基于Metropolis-SA算法的脑部磁共振血管造影图像分割

Cerebrovascular segmentation from magnetic resonance angiography based on Metropolis-SA algorithm

目的利用三维Markov随机场(MRF)模型分割脑部磁共振血管造影(MRA)。方法 MRF的似然概率采用了瑞利分布和高斯混合分布函数,并利用最大期望(EM)算法精确估计出混合参数;先验概率采用Ising-MRF模型,并利用误差试探法估计出正则化参数。为避免利用迭代条件模式(ICM)进行图像分割时常陷入局部最优解,实验提出了基于Metropolis采样算法的模拟退火(SA)技术。结果实现了三维MRF的全局最优解,分割模型可分辨3个体素的细小血管。临床数据采用南方医院影像中心提供的患者TOF-MRA数据(1.5TGEMRIscanner),空间分辨率0.43mm×0.43mm×0.50mm;原始数据的像素空间大小为512×512×128;实际采用的空间大小和分辨率分别为256×256×64和0.80mm×0.80mm×1.20mm。实验对每一套临床数据采用SA、ICM、MSA算法分别进行分割比较,分割结果存在有限差异,采用15步迭代计算的时间消耗分别为1 029 s、463 s、560 s。结论实验通过三维仿真数据分割结果表明,Metropolis-SA迭代求解算法能够实现更低的全局误差,并且实际脑部MRA数据的分割与最大密度投影相比较,反映出较好效果。

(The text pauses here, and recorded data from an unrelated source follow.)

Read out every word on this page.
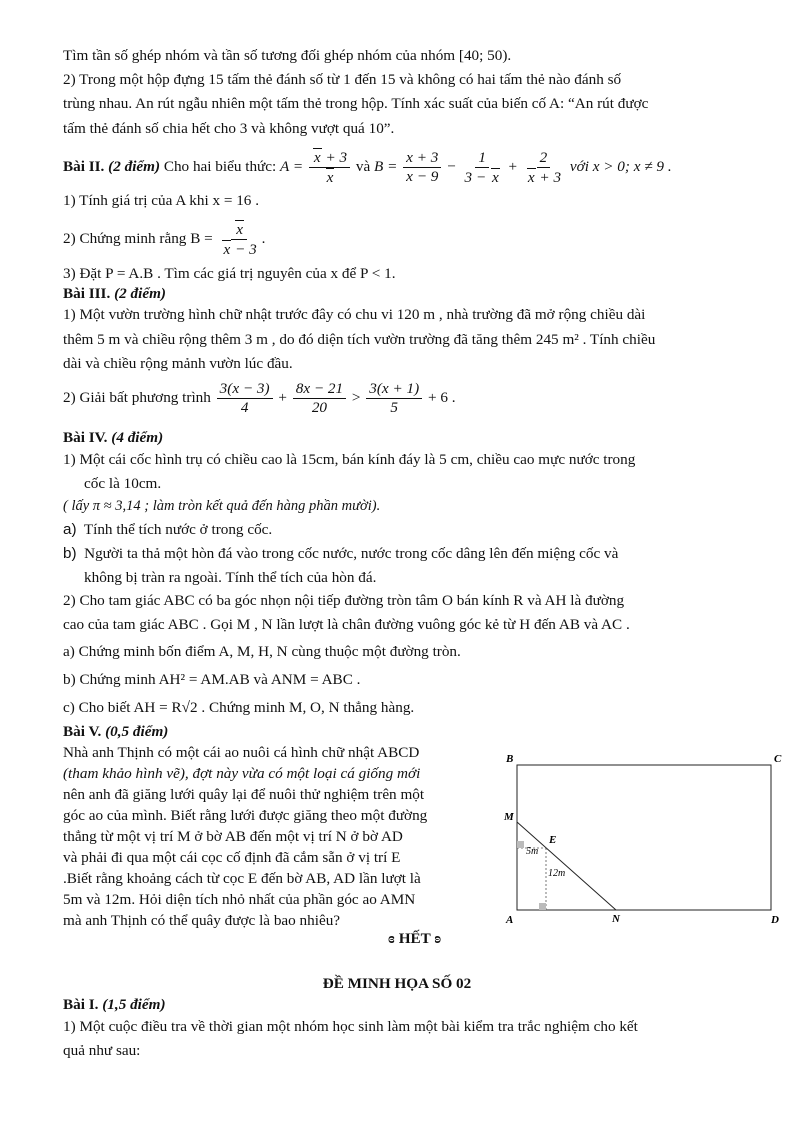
Tìm tần số ghép nhóm và tần số tương đối ghép nhóm của nhóm [40; 50).
2) Trong một hộp đựng 15 tấm thẻ đánh số từ 1 đến 15 và không có hai tấm thẻ nào đánh số
trùng nhau. An rút ngẫu nhiên một tấm thẻ trong hộp. Tính xác suất của biến cố A: “An rút được
tấm thẻ đánh số chia hết cho 3 và không vượt quá 10”.
Bài II. (2 điểm) Cho hai biểu thức: $A = \frac{x + 3}{x}$ và $B = \frac{x + 3}{x - 9} - \frac{1}{3 - x} + \frac{2}{x + 3}$ với x > 0; x ≠ 9 .
1) Tính giá trị của A khi x = 16 .
2) Chứng minh rằng $B = \frac{x}{x - 3}$ .
3) Đặt P = A.B . Tìm các giá trị nguyên của x để P < 1.
Bài III. (2 điểm)
1) Một vườn trường hình chữ nhật trước đây có chu vi 120 m , nhà trường đã mở rộng chiều dài
thêm 5 m và chiều rộng thêm 3 m , do đó diện tích vườn trường đã tăng thêm 245 m² . Tính chiều
dài và chiều rộng mảnh vườn lúc đầu.
2) Giải bất phương trình $\frac{3(x - 3)}{4} + \frac{8x - 21}{20} > \frac{3(x + 1)}{5} + 6$ .
Bài IV. (4 điểm)
1) Một cái cốc hình trụ có chiều cao là 15cm, bán kính đáy là 5 cm, chiều cao mực nước trong
cốc là 10cm.
( lấy π ≈ 3,14 ; làm tròn kết quả đến hàng phần mười).
a) Tính thể tích nước ở trong cốc.
b) Người ta thả một hòn đá vào trong cốc nước, nước trong cốc dâng lên đến miệng cốc và
không bị tràn ra ngoài. Tính thể tích của hòn đá.
2) Cho tam giác ABC có ba góc nhọn nội tiếp đường tròn tâm O bán kính R và AH là đường
cao của tam giác ABC . Gọi M , N lần lượt là chân đường vuông góc kẻ từ H đến AB và AC .
a) Chứng minh bốn điểm A, M, H, N cùng thuộc một đường tròn.
b) Chứng minh AH² = AM.AB và ANM = ABC .
c) Cho biết AH = R√2 . Chứng minh M, O, N thẳng hàng.
Bài V. (0,5 điểm)
Nhà anh Thịnh có một cái ao nuôi cá hình chữ nhật ABCD
(tham khảo hình vẽ), đợt này vừa có một loại cá giống mới
nên anh đã giăng lưới quây lại để nuôi thử nghiệm trên một
góc ao của mình. Biết rằng lưới được giăng theo một đường
thẳng từ một vị trí M ở bờ AB đến một vị trí N ở bờ AD
và phải đi qua một cái cọc cố định đã cắm sẵn ở vị trí E
.Biết rằng khoảng cách từ cọc E đến bờ AB, AD lần lượt là
5m và 12m. Hỏi diện tích nhỏ nhất của phần góc ao AMN
mà anh Thịnh có thể quây được là bao nhiêu?
B	C
A	D
M
N
E
5m
12m
ɞ HẾT ʚ
ĐỀ MINH HỌA SỐ 02
Bài I. (1,5 điểm)
1) Một cuộc điều tra về thời gian một nhóm học sinh làm một bài kiểm tra trắc nghiệm cho kết
quả như sau:
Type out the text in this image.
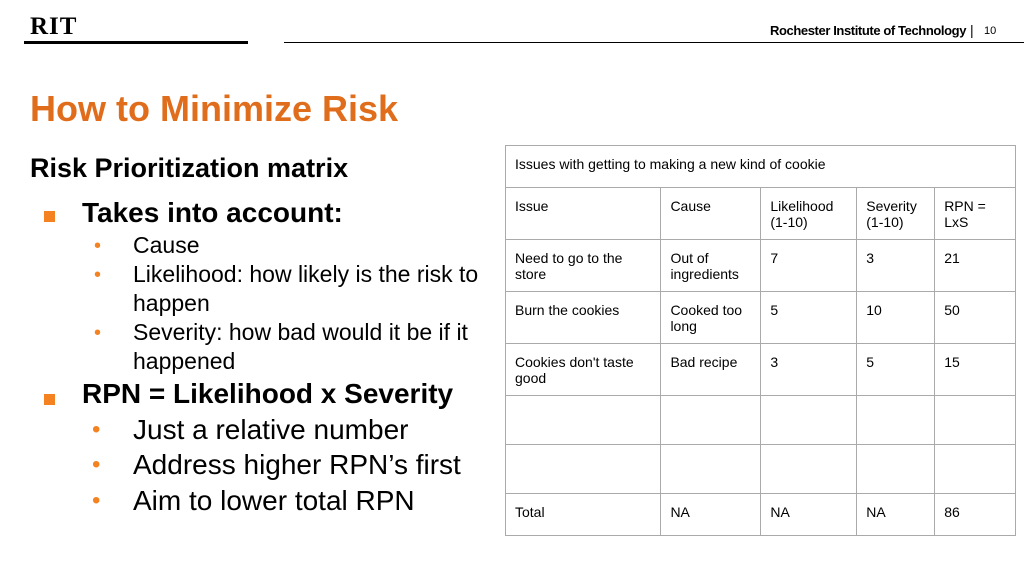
RIT	Rochester Institute of Technology | 10
How to Minimize Risk
Risk Prioritization matrix
Takes into account:
• Cause
• Likelihood: how likely is the risk to
happen
• Severity: how bad would it be if it
happened
RPN = Likelihood x Severity
• Just a relative number
• Address higher RPN’s first
• Aim to lower total RPN
Issues with getting to making a new kind of cookie				
Issue	Cause	Likelihood (1-10)	Severity (1-10)	RPN = LxS
Need to go to the store	Out of ingredients	7	3	21
Burn the cookies	Cooked too long	5	10	50
Cookies don't taste good	Bad recipe	3	5	15

Total	NA	NA	NA	86
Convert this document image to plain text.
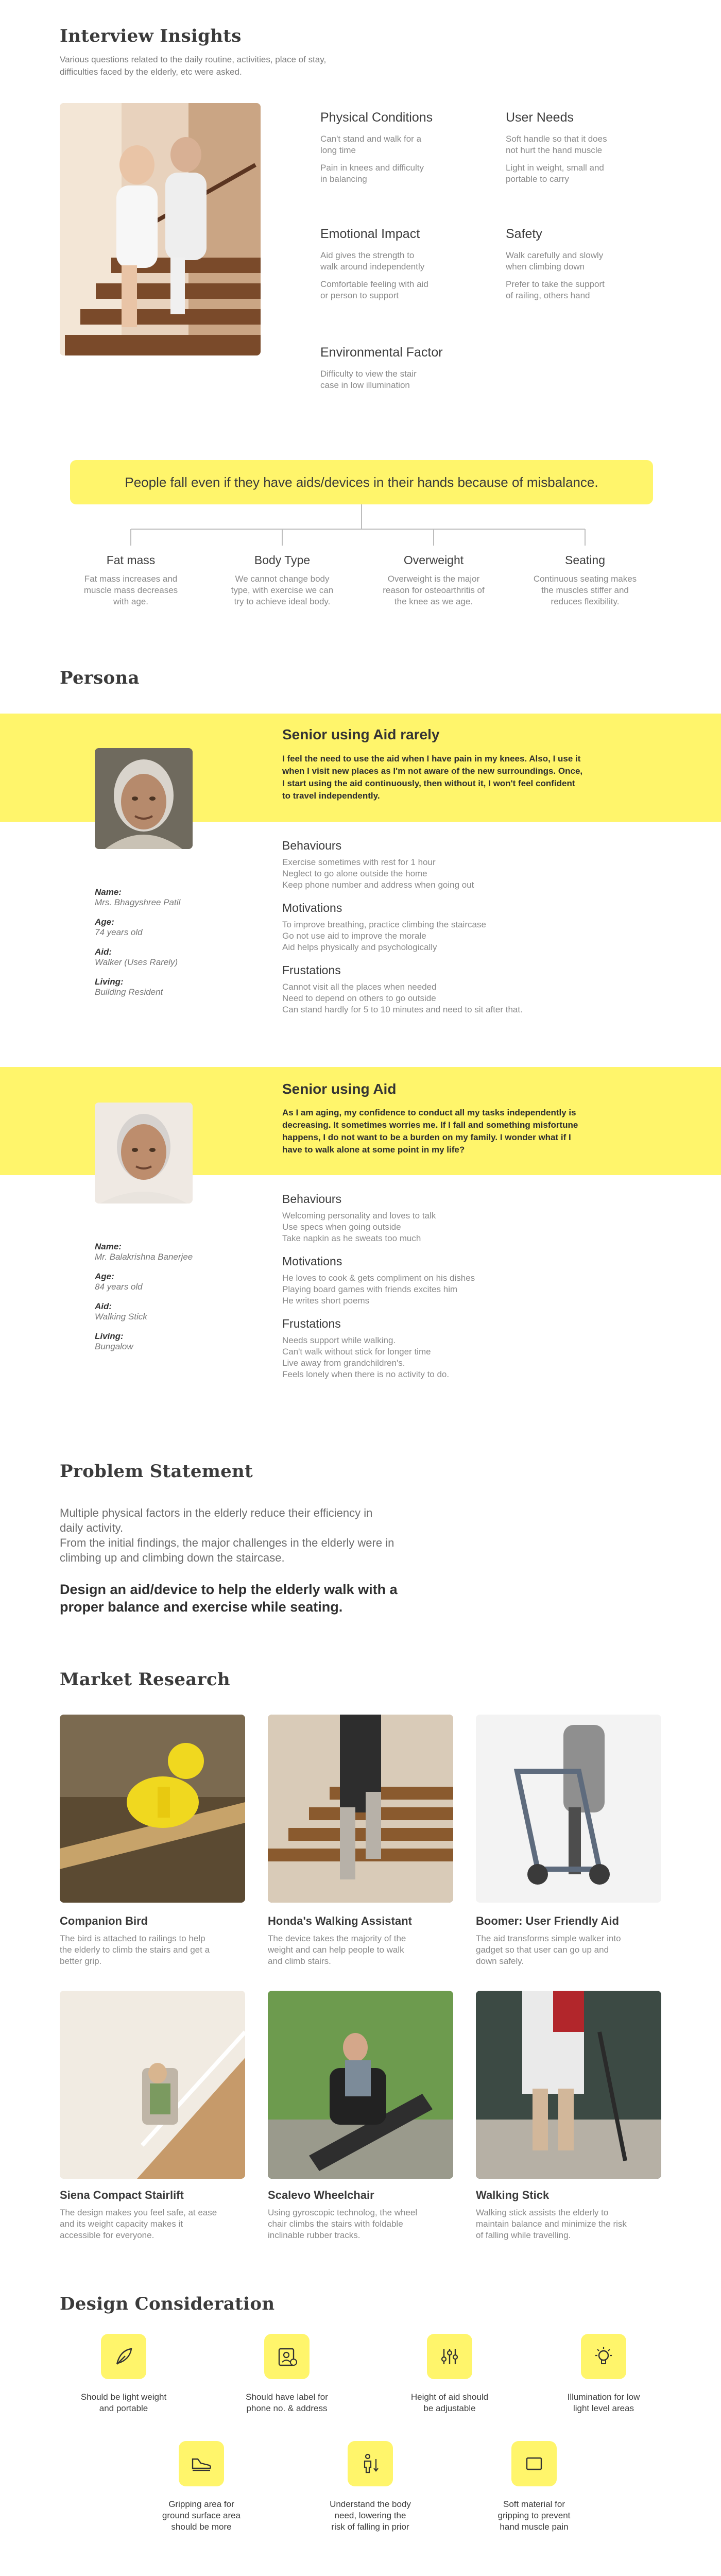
Interview Insights
Various questions related to the daily routine, activities, place of stay,
difficulties faced by the elderly, etc were asked.
Physical Conditions
Can't stand and walk for a
long time
Pain in knees and difficulty
in balancing
User Needs
Soft handle so that it does
not hurt the hand muscle
Light in weight, small and
portable to carry
Emotional Impact
Aid gives the strength to
walk around independently
Comfortable feeling with aid
or person to support
Safety
Walk carefully and slowly
when climbing down
Prefer to take the support
of railing, others hand
Environmental Factor
Difficulty to view the stair
case in low illumination
People fall even if they have aids/devices in their hands because of misbalance.
Fat mass
Fat mass increases and
muscle mass decreases
with age.
Body Type
We cannot change body
type, with exercise we can
try to achieve ideal body.
Overweight
Overweight is the major
reason for osteoarthritis of
the knee as we age.
Seating
Continuous seating makes
the muscles stiffer and
reduces flexibility.
Persona
Senior using Aid rarely
I feel the need to use the aid when I have pain in my knees. Also, I use it
when I visit new places as I'm not aware of the new surroundings. Once,
I start using the aid continuously, then without it, I won't feel confident
to travel independently.
Name:
Mrs. Bhagyshree Patil
Age:
74 years old
Aid:
Walker (Uses Rarely)
Living:
Building Resident
Behaviours
Exercise sometimes with rest for 1 hour
Neglect to go alone outside the home
Keep phone number and address when going out
Motivations
To improve breathing, practice climbing the staircase
Go not use aid to improve the morale
Aid helps physically and psychologically
Frustations
Cannot visit all the places when needed
Need to depend on others to go outside
Can stand hardly for 5 to 10 minutes and need to sit after that.
Senior using Aid
As I am aging, my confidence to conduct all my tasks independently is
decreasing. It sometimes worries me. If I fall and something misfortune
happens, I do not want to be a burden on my family. I wonder what if I
have to walk alone at some point in my life?
Name:
Mr. Balakrishna Banerjee
Age:
84 years old
Aid:
Walking Stick
Living:
Bungalow
Behaviours
Welcoming personality and loves to talk
Use specs when going outside
Take napkin as he sweats too much
Motivations
He loves to cook & gets compliment on his dishes
Playing board games with friends excites him
He writes short poems
Frustations
Needs support while walking.
Can't walk without stick for longer time
Live away from grandchildren's.
Feels lonely when there is no activity to do.
Problem Statement
Multiple physical factors in the elderly reduce their efficiency in
daily activity.
From the initial findings, the major challenges in the elderly were in
climbing up and climbing down the staircase.
Design an aid/device to help the elderly walk with a
proper balance and exercise while seating.
Market Research
Companion Bird
The bird is attached to railings to help
the elderly to climb the stairs and get a
better grip.
Honda's Walking Assistant
The device takes the majority of the
weight and can help people to walk
and climb stairs.
Boomer: User Friendly Aid
The aid transforms simple walker into
gadget so that user can go up and
down safely.
Siena Compact Stairlift
The design makes you feel safe, at ease
and its weight capacity makes it
accessible for everyone.
Scalevo Wheelchair
Using gyroscopic technolog, the wheel
chair climbs the stairs with foldable
inclinable rubber tracks.
Walking Stick
Walking stick assists the elderly to
maintain balance and minimize the risk
of falling while travelling.
Design Consideration
Should be light weight
and portable
Should have label for
phone no. & address
Height of aid should
be adjustable
Illumination for low
light level areas
Gripping area for
ground surface area
should be more
Understand the body
need, lowering the
risk of falling in prior
Soft material for
gripping to prevent
hand muscle pain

Objective To study segmentation of brain magnetic resonance angiography by three-dimensional Markov random field （MRF） model. Methods Rayleigh and Gaussian mixture distributions were adopted to calculate the likelihood probability and the mixture parameters were accurately estimated by expectation maximization （EM） algorithm. Ising-MRF model was applied for the calculation of prior probability and the regularization parameter was estimated using trial-and-error method. To avoid the occurrence of local optimum solution during image segmentation with iterated condition mode（ICM）, Metropolis-simulated annealing（MSA） based simulated annealing （SA） process were used in the current investigation. Results The global optimum solution were realized, and the proposed method can distinguish vessel as small as three voxels. The TOF-MRA data of Nanfang Hospital Imaging Center was used, which were collected from a 1.5 T GE MRI scanner with spatial resolution of 0.43 mm × 0.43 mm × 0.50 mm, raw data pixel size of 512 × 512 × 128 and actual size of 0.80 mm× 0.80 mm× 1.20 mm and 256 ×256 ×64. Each set of clinical data was compared using SA, ICM, MSA algorithm segmentation, and the results showed finite differences. The 15 iteration time consumption were 1 029 seconds, 463 seconds and 560 seconds. Conclusion It is demonstrated that the segmentation results of three-dimension simulated data display smaller global error with the model. Meanwhile, the segmentation of real MRA data also demonstrates good effects in comparison with the maximum intensity projection.